The gift of married friends who share their honest struggles has helped dispel the myth that marriage is an ultimate end where every emotional need will be met and all comforts enjoyed unceasingly. But my soul still longs for forever friendship. As someone who often feels that the transience of this life is the greatest thorn in my side, I can easily lose myself in the lie that finding a husband, someone who will be bound to me “till death do us part,” will finally salve these aches of my heart.
And in some ways, I suppose it is appropriate that this is where my mind goes in the midst of my loneliness. I’m confident our Maker has made each of us for intimate, forever, covenantal love. However, God has been whispering over and over again that my longing for lasting intimacy will never be fully met in an earthly spouse.
I am learning that, instead, the fulfillment of my desires for abiding, deep-rooted, everlasting, eternal love can only be found finally, purely in Jesus. The husband I’m really longing for . . . is Jesus.
Part of why this is challenging for me is because I don’t really think I’m worthy of being Jesus’ bride. Nor do I believe that Jesus really wants me to be.
Yes, Jesus died on a cross for my sin. But does He really want to sit next to me in the car when I leave the hospital crushed after making a fool of myself in front of my more experienced colleagues? Or does He want to lie down beside me and comfort me on the nights when I wonder if I will go to sleep alone forever? Does He really meet me in my most fragile moments? Does His love for the world really include a personal love for me?
God has been teaching me that, yes, not only is this true, it’s the truest thing about me. Jesus in all His glory is madly in love with me—frail, fickle, anxious me.
A few years ago, I was a bridesmaid in a friend’s wedding. All the bridesmaids entered the sanctuary and made their way down the aisle until only the bride remained in the foyer.
As she entered, the groom caught sight of her, and his face totally changed. He bit his lip, his eyes welled up with tears, and every part of him just seemed to say, “I can’t believe I get to have her—this beautiful, brilliant, amazing woman. I can’t believe she’s mine!”
In that moment, the Spirit of Christ whispered, “That’s the way I see you. Like that.”
As Scripture records, “Jacob served seven years to get Rachel, but they seemed like only a few days to him because of his love for her” (Genesis 29:20). Tim Keller uses this story as an example of Christ’s love for you and me:
The greatest act of self-control in history was Jesus Christ, knowing what was coming, having a chance to leave. Remember in the Garden of Gethsemane—everywhere was dark, the guards weren’t there yet, and the three disciples were sleeping? He stayed with it. Then they beat Him. And he stayed with it. He actually said, “I could call a bunch of angels,” but He stayed with it.
Where did He get the most incredible self-control in the history of the world—the self-control that enabled Him to endure the cross? The answer, according to Hebrews 12, is that He endured the cross, He ran the race, for the joy that was set before Him.
But He’s the Son of God.
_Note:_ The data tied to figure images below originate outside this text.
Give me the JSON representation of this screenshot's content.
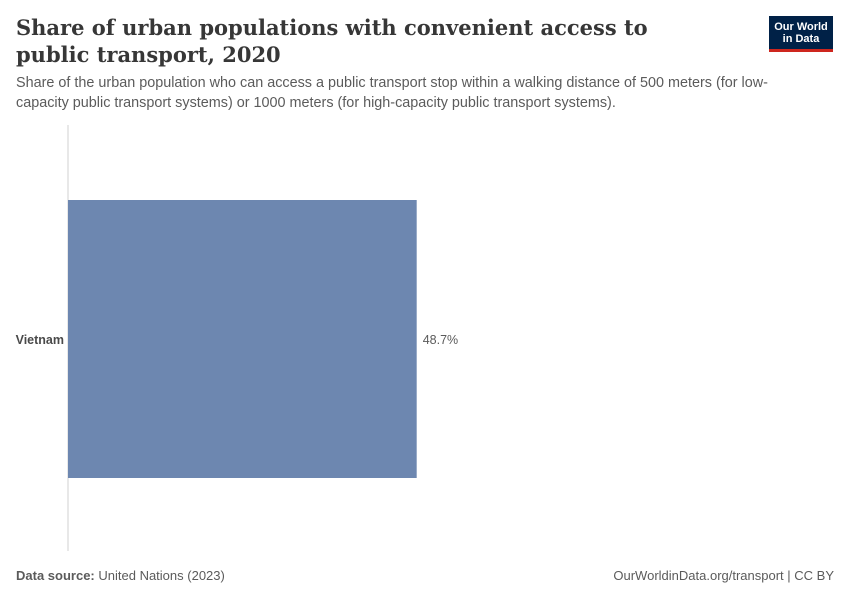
{
  "header": {
    "title": "Share of urban populations with convenient access to public transport, 2020",
    "subtitle": "Share of the urban population who can access a public transport stop within a walking distance of 500 meters (for low-capacity public transport systems) or 1000 meters (for high-capacity public transport systems)."
  },
  "logo": {
    "line1": "Our World",
    "line2": "in Data"
  },
  "chart_data": {
    "type": "bar",
    "orientation": "horizontal",
    "categories": [
      "Vietnam"
    ],
    "values": [
      48.7
    ],
    "value_labels": [
      "48.7%"
    ],
    "unit": "%",
    "xlim": [
      0,
      100
    ],
    "color": "#6d87b0",
    "grid": false
  },
  "footer": {
    "source_label": "Data source:",
    "source_value": "United Nations (2023)",
    "license": "OurWorldinData.org/transport | CC BY"
  }
}
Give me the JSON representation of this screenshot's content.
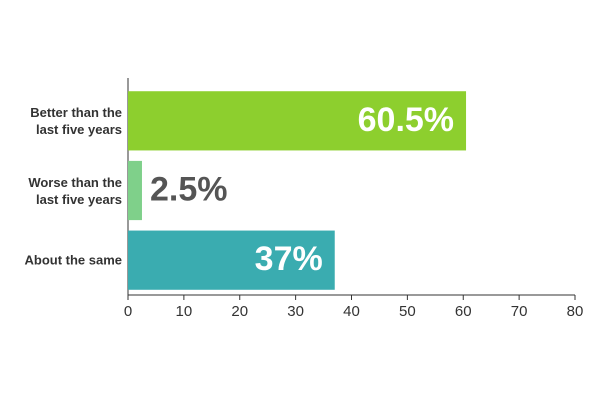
{
  "chart_data": {
    "type": "bar",
    "orientation": "horizontal",
    "categories": [
      "Better than the last five years",
      "Worse than the last five years",
      "About the same"
    ],
    "values": [
      60.5,
      2.5,
      37
    ],
    "value_labels": [
      "60.5%",
      "2.5%",
      "37%"
    ],
    "colors": [
      "#8dcf2e",
      "#7fd08a",
      "#3aacb0"
    ],
    "xlim": [
      0,
      80
    ],
    "xticks": [
      0,
      10,
      20,
      30,
      40,
      50,
      60,
      70,
      80
    ]
  }
}
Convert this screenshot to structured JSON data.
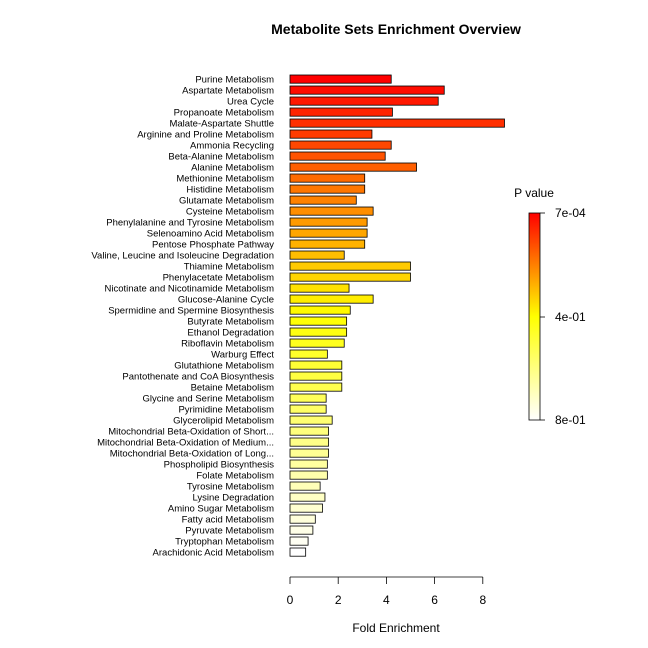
{
  "chart_data": {
    "type": "bar",
    "orientation": "horizontal",
    "title": "Metabolite Sets Enrichment Overview",
    "xlabel": "Fold Enrichment",
    "ylabel": "",
    "xlim": [
      0,
      8
    ],
    "xticks": [
      0,
      2,
      4,
      6,
      8
    ],
    "grid": false,
    "categories": [
      "Purine Metabolism",
      "Aspartate Metabolism",
      "Urea Cycle",
      "Propanoate Metabolism",
      "Malate-Aspartate Shuttle",
      "Arginine and Proline Metabolism",
      "Ammonia Recycling",
      "Beta-Alanine Metabolism",
      "Alanine Metabolism",
      "Methionine Metabolism",
      "Histidine Metabolism",
      "Glutamate Metabolism",
      "Cysteine Metabolism",
      "Phenylalanine and Tyrosine Metabolism",
      "Selenoamino Acid Metabolism",
      "Pentose Phosphate Pathway",
      "Valine, Leucine and Isoleucine Degradation",
      "Thiamine Metabolism",
      "Phenylacetate Metabolism",
      "Nicotinate and Nicotinamide Metabolism",
      "Glucose-Alanine Cycle",
      "Spermidine and Spermine Biosynthesis",
      "Butyrate Metabolism",
      "Ethanol Degradation",
      "Riboflavin Metabolism",
      "Warburg Effect",
      "Glutathione Metabolism",
      "Pantothenate and CoA Biosynthesis",
      "Betaine Metabolism",
      "Glycine and Serine Metabolism",
      "Pyrimidine Metabolism",
      "Glycerolipid Metabolism",
      "Mitochondrial Beta-Oxidation of Short...",
      "Mitochondrial Beta-Oxidation of Medium...",
      "Mitochondrial Beta-Oxidation of Long...",
      "Phospholipid Biosynthesis",
      "Folate Metabolism",
      "Tyrosine Metabolism",
      "Lysine Degradation",
      "Amino Sugar Metabolism",
      "Fatty acid Metabolism",
      "Pyruvate Metabolism",
      "Tryptophan Metabolism",
      "Arachidonic Acid Metabolism"
    ],
    "values": [
      4.2,
      6.4,
      6.15,
      4.25,
      8.9,
      3.4,
      4.2,
      3.95,
      5.25,
      3.1,
      3.1,
      2.75,
      3.45,
      3.2,
      3.2,
      3.1,
      2.25,
      5.0,
      5.0,
      2.45,
      3.45,
      2.5,
      2.35,
      2.35,
      2.25,
      1.55,
      2.15,
      2.15,
      2.15,
      1.5,
      1.5,
      1.75,
      1.6,
      1.6,
      1.6,
      1.55,
      1.55,
      1.25,
      1.45,
      1.35,
      1.05,
      0.95,
      0.75,
      0.65
    ],
    "legend": {
      "title": "P value",
      "placement": "right",
      "labels": [
        "7e-04",
        "4e-01",
        "8e-01"
      ],
      "colors": [
        "#ff0000",
        "#ffff00",
        "#ffffff"
      ]
    }
  }
}
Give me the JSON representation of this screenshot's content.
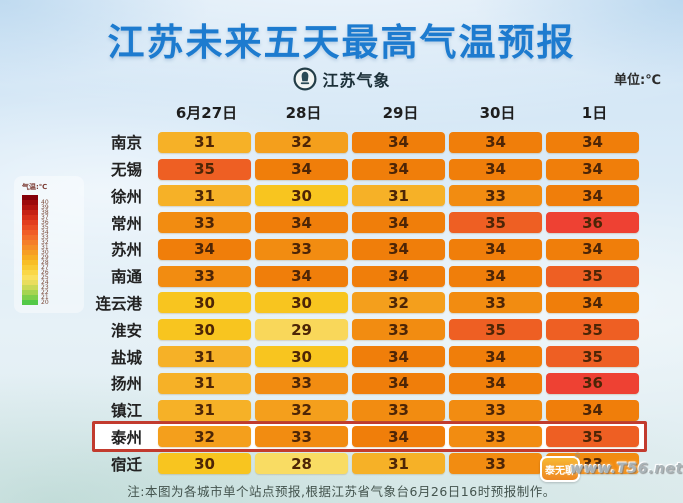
{
  "page": {
    "title": "江苏未来五天最高气温预报",
    "brand": {
      "name": "江苏气象"
    },
    "unit_label": "单位:℃",
    "note": "注:本图为各城市单个站点预报,根据江苏省气象台6月26日16时预报制作。",
    "watermark": {
      "site": "www.T56.net",
      "logo_text": "泰无聊",
      "reg_mark": "®"
    }
  },
  "colors": {
    "title_blue": "#1d7bcf",
    "highlight_border": "#c23b2e",
    "cell_text": "#4d2506"
  },
  "chart_data": {
    "type": "heatmap",
    "title": "江苏未来五天最高气温预报",
    "unit": "℃",
    "columns": [
      "6月27日",
      "28日",
      "29日",
      "30日",
      "1日"
    ],
    "rows": [
      {
        "city": "南京",
        "values": [
          31,
          32,
          34,
          34,
          34
        ]
      },
      {
        "city": "无锡",
        "values": [
          35,
          34,
          34,
          34,
          34
        ]
      },
      {
        "city": "徐州",
        "values": [
          31,
          30,
          31,
          33,
          34
        ]
      },
      {
        "city": "常州",
        "values": [
          33,
          34,
          34,
          35,
          36
        ]
      },
      {
        "city": "苏州",
        "values": [
          34,
          33,
          34,
          34,
          34
        ]
      },
      {
        "city": "南通",
        "values": [
          33,
          34,
          34,
          34,
          35
        ]
      },
      {
        "city": "连云港",
        "values": [
          30,
          30,
          32,
          33,
          34
        ]
      },
      {
        "city": "淮安",
        "values": [
          30,
          29,
          33,
          35,
          35
        ]
      },
      {
        "city": "盐城",
        "values": [
          31,
          30,
          34,
          34,
          35
        ]
      },
      {
        "city": "扬州",
        "values": [
          31,
          33,
          34,
          34,
          36
        ]
      },
      {
        "city": "镇江",
        "values": [
          31,
          32,
          33,
          33,
          34
        ]
      },
      {
        "city": "泰州",
        "values": [
          32,
          33,
          34,
          33,
          35
        ]
      },
      {
        "city": "宿迁",
        "values": [
          30,
          28,
          31,
          33,
          33
        ]
      }
    ],
    "highlighted_city": "泰州",
    "value_colors": {
      "28": "#f9dc63",
      "29": "#f9d75a",
      "30": "#f8c51f",
      "31": "#f6b127",
      "32": "#f49f1c",
      "33": "#f28c11",
      "34": "#f07e0a",
      "35": "#ee5f23",
      "36": "#ee4133"
    },
    "legend": {
      "label": "气温:℃",
      "min": 20,
      "max": 40,
      "items": [
        {
          "label": "",
          "color": "#85000a"
        },
        {
          "label": "40",
          "color": "#9c0a0c"
        },
        {
          "label": "39",
          "color": "#b11410"
        },
        {
          "label": "38",
          "color": "#c52013"
        },
        {
          "label": "37",
          "color": "#d62e18"
        },
        {
          "label": "36",
          "color": "#e23d1e"
        },
        {
          "label": "35",
          "color": "#ea4d23"
        },
        {
          "label": "34",
          "color": "#f05d27"
        },
        {
          "label": "33",
          "color": "#f36e2a"
        },
        {
          "label": "32",
          "color": "#f47e29"
        },
        {
          "label": "31",
          "color": "#f58e27"
        },
        {
          "label": "30",
          "color": "#f69e25"
        },
        {
          "label": "29",
          "color": "#f7ae23"
        },
        {
          "label": "28",
          "color": "#f8be26"
        },
        {
          "label": "27",
          "color": "#f9cb33"
        },
        {
          "label": "26",
          "color": "#fad748"
        },
        {
          "label": "25",
          "color": "#fae05e"
        },
        {
          "label": "24",
          "color": "#e9dd5e"
        },
        {
          "label": "23",
          "color": "#c9d957"
        },
        {
          "label": "22",
          "color": "#a5d450"
        },
        {
          "label": "21",
          "color": "#7dcf4a"
        },
        {
          "label": "20",
          "color": "#53c947"
        }
      ]
    }
  }
}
What in the world do you give the Man who has everything? What prize could have possibly motivated that kind of endurance? What didn’t He already have? There’s only one thing that Jesus Christ did not have before the cross that He had after the cross—us.
The gospel says we are loved. The reason Jesus Christ endured the cross is because we, each one of us, were and are His Rachel.
Katharine Callaghan is a resident at Memorial Hospital in South Bend, Indiana.